Saturday, February 9, 2013

Happiness

A reporter on NPR today noted that the object of the things government does is to make people happy.

While I can’t refute that many politicians and bureaucrats might claim this is the case, I don’t believe that is, nor should it be, the case.

The purpose of government is not to make us happy. The purpose is to make us safer, and to do things that we could not effectively accomplish as individuals. The actual reason governments do things is almost always to help a politician get re-elected or to allow them to do something that will make THEM happy. Of course, it probably helps your chances of re-election if your constituents are happy, but big campaign contributions help more.

There’s a quote attributed to Henry Ford, along the lines of “if I had asked people what they wanted, they would have told me they wanted faster horses.” The goal of government should not be to give people what they WANT. It should be to give them what they NEED – even if they don’t know they need it. What the people, inevitably, WANT is bread and circuses – for free, of course. What they need are standard weights and measures, clean water, armed forces, etc. Sure, if you ask people “do you want those” they’ll usually say yes – but if you just ask them what they want they’re unlikely to make the top ten.

Yet another quote is often told as a joke about a French political activist who sees a crowd running by.
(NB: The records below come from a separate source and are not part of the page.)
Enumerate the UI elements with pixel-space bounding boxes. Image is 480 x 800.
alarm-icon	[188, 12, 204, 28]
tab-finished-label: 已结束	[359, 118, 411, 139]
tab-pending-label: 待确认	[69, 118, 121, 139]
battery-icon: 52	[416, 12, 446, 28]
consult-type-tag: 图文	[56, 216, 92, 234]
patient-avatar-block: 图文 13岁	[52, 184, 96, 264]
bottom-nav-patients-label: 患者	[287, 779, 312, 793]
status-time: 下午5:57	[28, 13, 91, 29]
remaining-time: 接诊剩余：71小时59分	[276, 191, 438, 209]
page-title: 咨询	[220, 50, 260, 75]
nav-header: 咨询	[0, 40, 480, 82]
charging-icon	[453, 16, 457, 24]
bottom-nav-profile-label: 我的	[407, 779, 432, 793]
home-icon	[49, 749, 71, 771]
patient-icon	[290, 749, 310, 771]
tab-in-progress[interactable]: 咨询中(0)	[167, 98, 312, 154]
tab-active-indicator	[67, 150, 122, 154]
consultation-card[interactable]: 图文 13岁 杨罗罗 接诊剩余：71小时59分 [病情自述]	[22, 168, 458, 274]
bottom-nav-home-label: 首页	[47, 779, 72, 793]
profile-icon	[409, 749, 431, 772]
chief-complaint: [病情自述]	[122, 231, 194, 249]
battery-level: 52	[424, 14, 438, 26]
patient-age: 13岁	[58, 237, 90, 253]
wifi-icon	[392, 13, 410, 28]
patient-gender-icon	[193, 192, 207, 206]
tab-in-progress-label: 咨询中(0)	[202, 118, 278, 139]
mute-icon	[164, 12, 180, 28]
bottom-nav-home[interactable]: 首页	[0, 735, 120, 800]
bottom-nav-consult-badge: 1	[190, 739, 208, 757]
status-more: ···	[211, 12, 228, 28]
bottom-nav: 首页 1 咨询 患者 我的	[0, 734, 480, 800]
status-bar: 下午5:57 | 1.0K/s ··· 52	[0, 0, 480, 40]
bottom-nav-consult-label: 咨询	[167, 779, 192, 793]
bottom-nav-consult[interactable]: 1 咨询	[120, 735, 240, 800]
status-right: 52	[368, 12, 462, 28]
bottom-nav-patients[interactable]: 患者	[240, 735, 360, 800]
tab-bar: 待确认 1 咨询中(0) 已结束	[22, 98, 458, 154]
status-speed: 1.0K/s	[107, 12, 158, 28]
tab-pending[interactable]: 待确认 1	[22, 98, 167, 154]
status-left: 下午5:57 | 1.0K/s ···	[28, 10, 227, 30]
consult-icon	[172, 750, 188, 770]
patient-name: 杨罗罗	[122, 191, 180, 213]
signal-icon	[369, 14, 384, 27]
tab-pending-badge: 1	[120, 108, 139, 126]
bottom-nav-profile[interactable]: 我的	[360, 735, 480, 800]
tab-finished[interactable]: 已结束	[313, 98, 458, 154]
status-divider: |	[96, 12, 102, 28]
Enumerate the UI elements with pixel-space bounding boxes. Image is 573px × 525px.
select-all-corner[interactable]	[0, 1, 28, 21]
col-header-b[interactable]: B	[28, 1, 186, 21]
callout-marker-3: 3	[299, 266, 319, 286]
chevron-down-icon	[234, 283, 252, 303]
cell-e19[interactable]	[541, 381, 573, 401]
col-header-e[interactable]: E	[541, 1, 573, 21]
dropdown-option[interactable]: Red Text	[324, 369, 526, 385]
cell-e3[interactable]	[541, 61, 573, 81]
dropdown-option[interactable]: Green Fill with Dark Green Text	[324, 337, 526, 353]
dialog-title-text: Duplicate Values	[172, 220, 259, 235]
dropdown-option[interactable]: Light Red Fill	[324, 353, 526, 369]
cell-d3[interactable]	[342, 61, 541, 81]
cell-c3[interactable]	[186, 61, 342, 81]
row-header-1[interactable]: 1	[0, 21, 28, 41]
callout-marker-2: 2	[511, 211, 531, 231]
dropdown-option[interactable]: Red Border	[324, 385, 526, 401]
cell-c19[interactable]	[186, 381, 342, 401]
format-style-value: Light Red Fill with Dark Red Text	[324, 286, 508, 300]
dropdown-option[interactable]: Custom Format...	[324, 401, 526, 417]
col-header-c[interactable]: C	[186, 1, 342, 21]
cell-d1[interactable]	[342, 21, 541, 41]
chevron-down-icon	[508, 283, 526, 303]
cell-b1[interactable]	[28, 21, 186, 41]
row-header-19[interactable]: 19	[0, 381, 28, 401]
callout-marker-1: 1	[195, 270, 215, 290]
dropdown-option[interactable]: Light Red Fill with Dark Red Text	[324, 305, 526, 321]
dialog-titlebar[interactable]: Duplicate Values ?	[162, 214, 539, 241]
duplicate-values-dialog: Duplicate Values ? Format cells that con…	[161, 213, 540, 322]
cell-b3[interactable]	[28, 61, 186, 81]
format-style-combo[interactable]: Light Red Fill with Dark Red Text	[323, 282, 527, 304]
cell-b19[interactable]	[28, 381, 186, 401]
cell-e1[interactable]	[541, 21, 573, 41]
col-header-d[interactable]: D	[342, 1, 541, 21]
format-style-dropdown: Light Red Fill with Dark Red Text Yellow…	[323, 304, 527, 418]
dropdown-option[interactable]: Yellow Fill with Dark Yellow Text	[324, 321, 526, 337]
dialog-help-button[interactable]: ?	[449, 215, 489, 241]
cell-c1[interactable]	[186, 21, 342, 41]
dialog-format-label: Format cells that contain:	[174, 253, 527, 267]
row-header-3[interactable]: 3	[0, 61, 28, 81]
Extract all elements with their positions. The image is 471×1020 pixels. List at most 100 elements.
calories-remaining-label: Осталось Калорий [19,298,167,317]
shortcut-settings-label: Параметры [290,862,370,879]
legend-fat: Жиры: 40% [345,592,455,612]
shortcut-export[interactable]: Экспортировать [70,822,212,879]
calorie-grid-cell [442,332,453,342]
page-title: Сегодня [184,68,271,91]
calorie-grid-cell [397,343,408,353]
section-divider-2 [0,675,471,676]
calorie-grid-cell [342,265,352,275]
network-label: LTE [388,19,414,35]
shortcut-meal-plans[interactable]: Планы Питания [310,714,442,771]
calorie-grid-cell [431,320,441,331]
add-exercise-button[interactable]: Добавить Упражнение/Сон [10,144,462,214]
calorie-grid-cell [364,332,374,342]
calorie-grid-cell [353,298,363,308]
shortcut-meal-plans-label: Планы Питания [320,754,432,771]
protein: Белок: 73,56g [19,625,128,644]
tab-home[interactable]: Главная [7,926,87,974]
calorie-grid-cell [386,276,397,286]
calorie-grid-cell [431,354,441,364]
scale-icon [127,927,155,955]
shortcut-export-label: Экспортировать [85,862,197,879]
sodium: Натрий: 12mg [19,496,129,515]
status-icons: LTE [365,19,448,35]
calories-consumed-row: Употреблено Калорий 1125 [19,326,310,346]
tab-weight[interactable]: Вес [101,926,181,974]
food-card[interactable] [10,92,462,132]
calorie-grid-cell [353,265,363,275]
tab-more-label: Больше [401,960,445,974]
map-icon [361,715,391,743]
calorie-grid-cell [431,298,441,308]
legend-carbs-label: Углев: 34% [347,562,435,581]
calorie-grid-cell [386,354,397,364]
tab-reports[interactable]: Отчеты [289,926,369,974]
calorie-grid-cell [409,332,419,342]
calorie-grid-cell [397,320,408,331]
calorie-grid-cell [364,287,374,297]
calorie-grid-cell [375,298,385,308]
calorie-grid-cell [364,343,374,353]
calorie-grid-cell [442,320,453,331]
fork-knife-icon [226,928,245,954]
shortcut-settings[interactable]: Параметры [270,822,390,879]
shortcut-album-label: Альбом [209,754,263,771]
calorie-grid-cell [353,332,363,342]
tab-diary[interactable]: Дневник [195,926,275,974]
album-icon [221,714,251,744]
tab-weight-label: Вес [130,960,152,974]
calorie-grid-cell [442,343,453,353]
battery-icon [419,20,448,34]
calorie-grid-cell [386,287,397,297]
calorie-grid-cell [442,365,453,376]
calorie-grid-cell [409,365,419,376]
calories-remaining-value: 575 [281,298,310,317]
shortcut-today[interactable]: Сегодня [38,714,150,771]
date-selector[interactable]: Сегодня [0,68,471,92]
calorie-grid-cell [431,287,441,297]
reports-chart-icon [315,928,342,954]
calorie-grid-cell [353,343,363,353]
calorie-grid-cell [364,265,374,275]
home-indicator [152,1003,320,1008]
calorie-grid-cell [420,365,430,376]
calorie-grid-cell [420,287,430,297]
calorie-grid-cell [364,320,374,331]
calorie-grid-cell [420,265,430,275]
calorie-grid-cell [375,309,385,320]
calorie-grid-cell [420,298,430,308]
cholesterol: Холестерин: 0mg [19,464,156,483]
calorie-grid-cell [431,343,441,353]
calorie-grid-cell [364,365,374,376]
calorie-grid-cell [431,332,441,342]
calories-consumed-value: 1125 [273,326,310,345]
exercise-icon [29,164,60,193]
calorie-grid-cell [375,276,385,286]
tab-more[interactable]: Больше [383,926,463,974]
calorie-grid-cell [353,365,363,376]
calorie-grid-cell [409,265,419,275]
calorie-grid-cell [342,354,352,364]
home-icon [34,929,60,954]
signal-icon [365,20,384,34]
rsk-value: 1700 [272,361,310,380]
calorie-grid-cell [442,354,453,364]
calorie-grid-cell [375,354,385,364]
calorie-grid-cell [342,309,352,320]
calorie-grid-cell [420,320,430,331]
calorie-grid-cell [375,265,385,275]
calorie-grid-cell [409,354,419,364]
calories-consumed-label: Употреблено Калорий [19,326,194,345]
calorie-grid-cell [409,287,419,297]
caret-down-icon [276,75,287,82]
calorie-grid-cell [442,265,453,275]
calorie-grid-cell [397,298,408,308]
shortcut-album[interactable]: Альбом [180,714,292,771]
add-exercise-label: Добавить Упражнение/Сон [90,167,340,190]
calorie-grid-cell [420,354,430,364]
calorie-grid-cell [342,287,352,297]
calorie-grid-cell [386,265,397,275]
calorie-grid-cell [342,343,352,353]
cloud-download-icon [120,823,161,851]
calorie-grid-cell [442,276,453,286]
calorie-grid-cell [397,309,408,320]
He runs after them, saying “I must see where My People are going so that I can lead them!” This is, in fact, a good way to get elected. It is NOT leadership. It is NOT what governments should do. What a leader would do is say “I know that you’re running this way, but here’s why you really want to run the other way instead.” A successful leader gets the crowd to go in a direction they weren’t already going. This seldom makes people happy in the short term, and in the long term they usually forget that someone else got them going in a better direction. So it has nothing to do with happiness.

What is good for us often doesn’t make us happy. Taking nasty-tasting medicine doesn’t make you happy – but it makes you healthy. Getting your vaccinations doesn’t make you happy. Eating healthy food doesn’t make you happy. You only get happier about these things if you can connect them with their long term benefits. In government, the long-term benefits ought to be the primary objective; make the investments that private industry won’t make because they won’t pay off fast enough. Maintain the military in peacetime so that it is ready to win when war comes. Build GOOD roads that will last and require less maintenance in the long run. People waiting months while a new 100-year bridge is built would be happier if a 10 year bridge was slapped together. At least for one election cycle.

I think this is part of the key problem with our country as it is today – we confuse the way things are with the way we want them and the way they should be.